La brutal agresión contra las mujeres que se expresa en la nueva penalización del aborto, realizada por congresos controlados por el PRI que cubren ya la mitad del país, responde a esa lógica de control que se extiende a todas las esferas de la vida cotidiana. La criminalización de los movimientos sociales, los retenes militares, la cédula de identidad, la campaña sobre la influenza porcina, la agresión policiaca y paramilitar en Chiapas y casi todo el país, la permanente intimidación mediática de los ciudadanos, la violación continua de derechos humanos, son expresiones de un mismo afán por destruir legal o ilegalmente el estado de derecho para acostumbrar a todos al estado de excepción.

La irresponsabilidad del PRI al concertar esta alianza es apenas comprensible. En México, la necesidad de mantener una rígida separación entre la iglesia y el Estado y respetar rigurosamente el carácter laico de éste tiene profundas raíces históricas. Todas las encarnaciones del PRI lo reconocieron. Se mantuvo ese apego a uno de sus principios sustantivos hasta que llegó Salinas, quien se dedicó a destruir las bases mismas de existencia del Estado emanado de la Revolución y de su partido, incluyendo instituciones que les resultaban casi sagradas, como el ejido.

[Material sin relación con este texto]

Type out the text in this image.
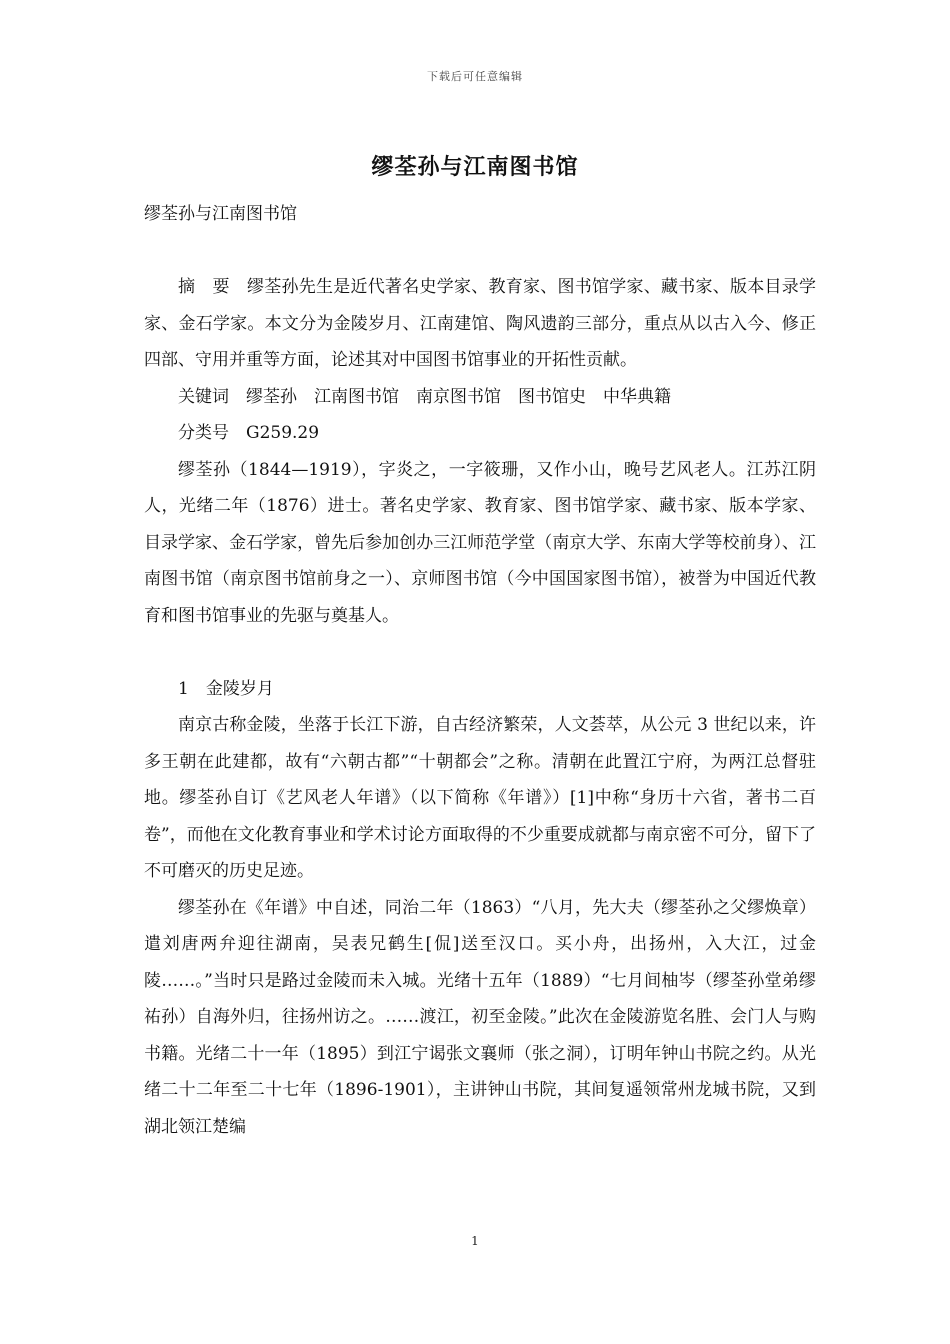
下载后可任意编辑
缪荃孙与江南图书馆

缪荃孙与江南图书馆

摘　要　缪荃孙先生是近代著名史学家、教育家、图书馆学家、藏书家、版本目录学家、金石学家。本文分为金陵岁月、江南建馆、陶风遗韵三部分，重点从以古入今、修正四部、守用并重等方面，论述其对中国图书馆事业的开拓性贡献。

关键词　缪荃孙　江南图书馆　南京图书馆　图书馆史　中华典籍

分类号　G259.29

缪荃孙（1844—1919），字炎之，一字筱珊，又作小山，晚号艺风老人。江苏江阴人，光绪二年（1876）进士。著名史学家、教育家、图书馆学家、藏书家、版本学家、目录学家、金石学家，曾先后参加创办三江师范学堂（南京大学、东南大学等校前身）、江南图书馆（南京图书馆前身之一）、京师图书馆（今中国国家图书馆），被誉为中国近代教育和图书馆事业的先驱与奠基人。

1　金陵岁月

南京古称金陵，坐落于长江下游，自古经济繁荣，人文荟萃，从公元 3 世纪以来，许多王朝在此建都，故有“六朝古都”“十朝都会”之称。清朝在此置江宁府，为两江总督驻地。缪荃孙自订《艺风老人年谱》（以下简称《年谱》）[1]中称“身历十六省，著书二百卷”，而他在文化教育事业和学术讨论方面取得的不少重要成就都与南京密不可分，留下了不可磨灭的历史足迹。

缪荃孙在《年谱》中自述，同治二年（1863）“八月，先大夫（缪荃孙之父缪焕章）遣刘唐两弁迎往湖南，吴表兄鹤生[侃]送至汉口。买小舟，出扬州，入大江，过金陵……。”当时只是路过金陵而未入城。光绪十五年（1889）“七月间柚岑（缪荃孙堂弟缪祐孙）自海外归，往扬州访之。……渡江，初至金陵。”此次在金陵游览名胜、会门人与购书籍。光绪二十一年（1895）到江宁谒张文襄师（张之洞），订明年钟山书院之约。从光绪二十二年至二十七年（1896-1901），主讲钟山书院，其间复遥领常州龙城书院，又到湖北领江楚编

1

La Iglesia nunca quedó satisfecha con la separación. No cejó en su empeño de reconquistar el poder político y material que perdió, pero se había visto obligada a conseguirlo de trasmano, a escondidas, por abajo del agua. Cada intento de mostrar en público lo que lograba en privado provocaba aguda resistencia. Si bien la llegada del neopanismo resolvió en parte esa dificultad, facilitando la violación reiterada de la ley y de las prácticas políticas, no había conseguido llevar su influencia hasta la orientación misma de las políticas públicas. La nueva generación de dirigentes del PRI realiza ahora lo que ni siquiera Salinas pudo intentar.

Quien conoció la trayectoria política e ideológica de Beatriz Paredes puede haberse sorprendido al verla apoyar lo mismo a Ulises Ruiz que al cardenal. Todo parecía explicarse en términos de un pragmatismo sin principios, guiado por el afán de retorno. Así se entendería el comportamiento reciente, para las transas del presupuesto y hasta en la negociación sobre Luz y Fuerza, que se produjo en la mejor tradición de Judas e hizo evidente, como señaló el SME, el carácter reaccionario del Congreso. Pero ¿el aborto?, ¿cómo pudo hacerse cómplice de este atropello brutal a su género sin siquiera chistar?

La religión de la nación mexicana es y será perpetuamente la católica, apostólica, romana. La nación la protege por leyes sabias y justas, y prohíbe el ejercicio de cualquiera otra. Este artículo cuarto del Acta Constitutiva de la Federación, aprobada el 31 de enero de 1824 por el primer Congreso Constituyente de nuestro país, definiría una aspiración restauradora de algunos católicos conservadores y haría feliz a don Benedicto. Pero es tan imposible como el regreso del antiguo régimen. Vivimos en otro país, en otro mundo, como analicé en este espacio respecto del PRI.

Lo que está pasando, empero, no es regreso ni restauración, sino avance en la construcción cuidadosa del régimen autoritario en que se emplea la ley para destruirla e ingresar al territorio resbaladizo del estado de excepción, en el cual prevalece la lógica del poder por el poder. De eso se trata hoy. De ese tamaño es el peligro.